Áquela hora não se podia sequer pensar em entrar naquele hospital. Mesmo no centro da cidade, era para onde se dirigiam a maioria dos casos mais graves e delicados de toda a região. Haviam pessoas atarantadas por todo o lado e em todos os cantos permanecia alguém tentando circular no meio de todo aquele cenário turbulento.
Surgindo de uma porta, uma mulher bonita avança ao encontro do senhor. Era morena com uns cabelos castanhos muito compridos e toda vestida de branco chamou à sua atenção. Sorridente e com um olhar muito sereno pegou na sua mão delicadamente e conduziu-o de retorno à saída.
- O senhor é o que acompanhou a rapariga na ambulância, não é?
- Sim. – Respondeu ele deixando escapar uma gota de suor que escorreu rapidamente até ao pescoço.
- Venha comigo por favor. Vamos falar um bocado sobre si e sobre a menina Joana. – disse ela num tom de voz muito calmo que deixou o homem ainda mais nervoso.
Ela conduziu-o para uma pequena sala do outro lado do hospital. Por lá as coisas já estavam muito mais tranquilas. A jovem entra e fecha a porta atrás de si depois de deixar o homem acompanha-la também.

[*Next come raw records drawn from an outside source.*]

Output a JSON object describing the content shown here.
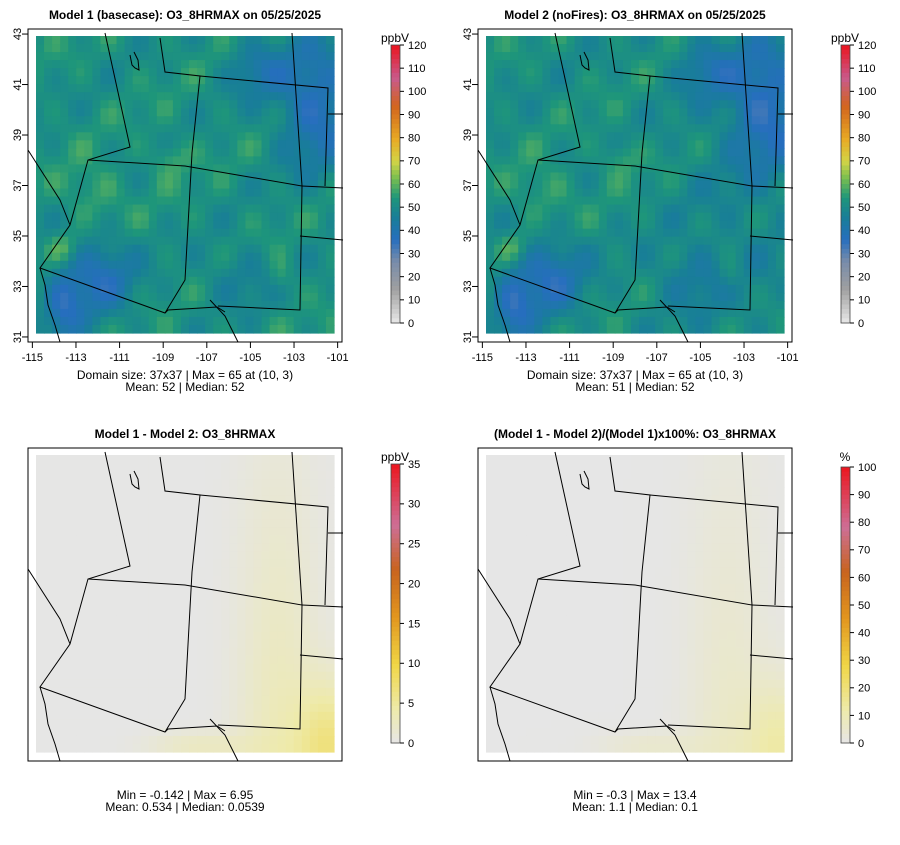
{
  "chart_data": [
    {
      "type": "heatmap",
      "title": "Model 1 (basecase): O3_8HRMAX on 05/25/2025",
      "xticks": [
        "-115",
        "-113",
        "-111",
        "-109",
        "-107",
        "-105",
        "-103",
        "-101"
      ],
      "yticks": [
        "31",
        "33",
        "35",
        "37",
        "39",
        "41",
        "43"
      ],
      "xlim": [
        -115.2,
        -100.8
      ],
      "ylim": [
        30.8,
        43.2
      ],
      "colorbar": {
        "label": "ppbV",
        "min": 0,
        "max": 120,
        "ticks": [
          "0",
          "10",
          "20",
          "30",
          "40",
          "50",
          "60",
          "70",
          "80",
          "90",
          "100",
          "110",
          "120"
        ]
      },
      "palette": "ozone",
      "stats_line1": "Domain size: 37x37 | Max = 65 at (10, 3)",
      "stats_line2": "Mean: 52 |  Median: 52",
      "domain_size": "37x37",
      "max": 65,
      "max_location": "(10, 3)",
      "mean": 52,
      "median": 52
    },
    {
      "type": "heatmap",
      "title": "Model 2 (noFires): O3_8HRMAX on 05/25/2025",
      "xticks": [
        "-115",
        "-113",
        "-111",
        "-109",
        "-107",
        "-105",
        "-103",
        "-101"
      ],
      "yticks": [
        "31",
        "33",
        "35",
        "37",
        "39",
        "41",
        "43"
      ],
      "xlim": [
        -115.2,
        -100.8
      ],
      "ylim": [
        30.8,
        43.2
      ],
      "colorbar": {
        "label": "ppbV",
        "min": 0,
        "max": 120,
        "ticks": [
          "0",
          "10",
          "20",
          "30",
          "40",
          "50",
          "60",
          "70",
          "80",
          "90",
          "100",
          "110",
          "120"
        ]
      },
      "palette": "ozone",
      "stats_line1": "Domain size: 37x37 | Max = 65 at (10, 3)",
      "stats_line2": "Mean: 51 |  Median: 52",
      "domain_size": "37x37",
      "max": 65,
      "max_location": "(10, 3)",
      "mean": 51,
      "median": 52
    },
    {
      "type": "heatmap",
      "title": "Model 1 - Model 2: O3_8HRMAX",
      "colorbar": {
        "label": "ppbV",
        "min": 0,
        "max": 35,
        "ticks": [
          "0",
          "5",
          "10",
          "15",
          "20",
          "25",
          "30",
          "35"
        ]
      },
      "palette": "diff",
      "stats_line1": "Min = -0.142 | Max = 6.95",
      "stats_line2": "Mean: 0.534 |  Median: 0.0539",
      "min": -0.142,
      "max": 6.95,
      "mean": 0.534,
      "median": 0.0539
    },
    {
      "type": "heatmap",
      "title": "(Model 1 - Model 2)/(Model 1)x100%: O3_8HRMAX",
      "colorbar": {
        "label": "%",
        "min": 0,
        "max": 100,
        "ticks": [
          "0",
          "10",
          "20",
          "30",
          "40",
          "50",
          "60",
          "70",
          "80",
          "90",
          "100"
        ]
      },
      "palette": "diff",
      "stats_line1": "Min = -0.3 | Max = 13.4",
      "stats_line2": "Mean: 1.1 |  Median: 0.1",
      "min": -0.3,
      "max": 13.4,
      "mean": 1.1,
      "median": 0.1
    }
  ]
}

- Ora, então quem é o senhor? – pergunta ela escondendo-se por detrás da sua secretária. – Pode sentar-se, por favor.

***


- Fica descansada filha, eu vou num instante ver o que se passa e depois volto!

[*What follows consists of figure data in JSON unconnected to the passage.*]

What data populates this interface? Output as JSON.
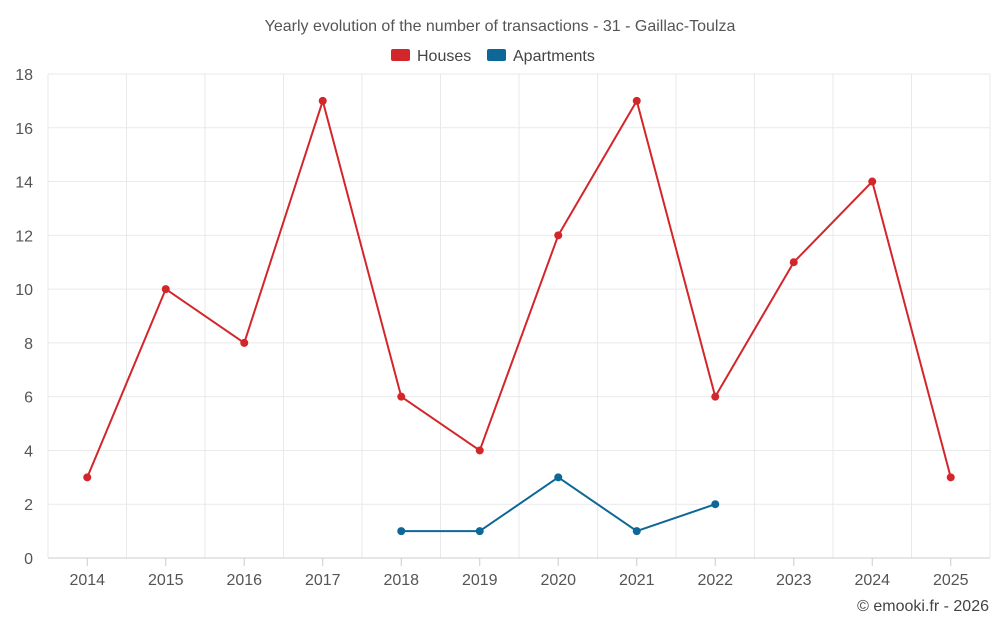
{
  "chart_data": {
    "type": "line",
    "title": "Yearly evolution of the number of transactions - 31 - Gaillac-Toulza",
    "xlabel": "",
    "ylabel": "",
    "categories": [
      "2014",
      "2015",
      "2016",
      "2017",
      "2018",
      "2019",
      "2020",
      "2021",
      "2022",
      "2023",
      "2024",
      "2025"
    ],
    "ylim": [
      0,
      18
    ],
    "yticks": [
      "0",
      "2",
      "4",
      "6",
      "8",
      "10",
      "12",
      "14",
      "16",
      "18"
    ],
    "grid": true,
    "legend_position": "top-center",
    "series": [
      {
        "name": "Houses",
        "color": "#d3262b",
        "values": [
          3,
          10,
          8,
          17,
          6,
          4,
          12,
          17,
          6,
          11,
          14,
          3
        ]
      },
      {
        "name": "Apartments",
        "color": "#0d6797",
        "values": [
          null,
          null,
          null,
          null,
          1,
          1,
          3,
          1,
          2,
          null,
          null,
          null
        ]
      }
    ]
  },
  "credit": "© emooki.fr - 2026"
}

Arrumou a carteira no ombro e calçou as sandálias à pressa.
- O que disseram ao telefone? – pergunda Sofia.
- Encontraram-na. Deu entrada agora no hospital e... ainda não sabem o seu estado, apenas encontra-se inconsciente. – explicou Carla entre suspiros. - Não saias de casa! – ordenou ela abrindo a porta.
- Vais deixar-me sozinha sem saber o que se passa com a Joana? Acho que tenho o direito de...
- Vamos!
Saíram as duas a correr para o hospital.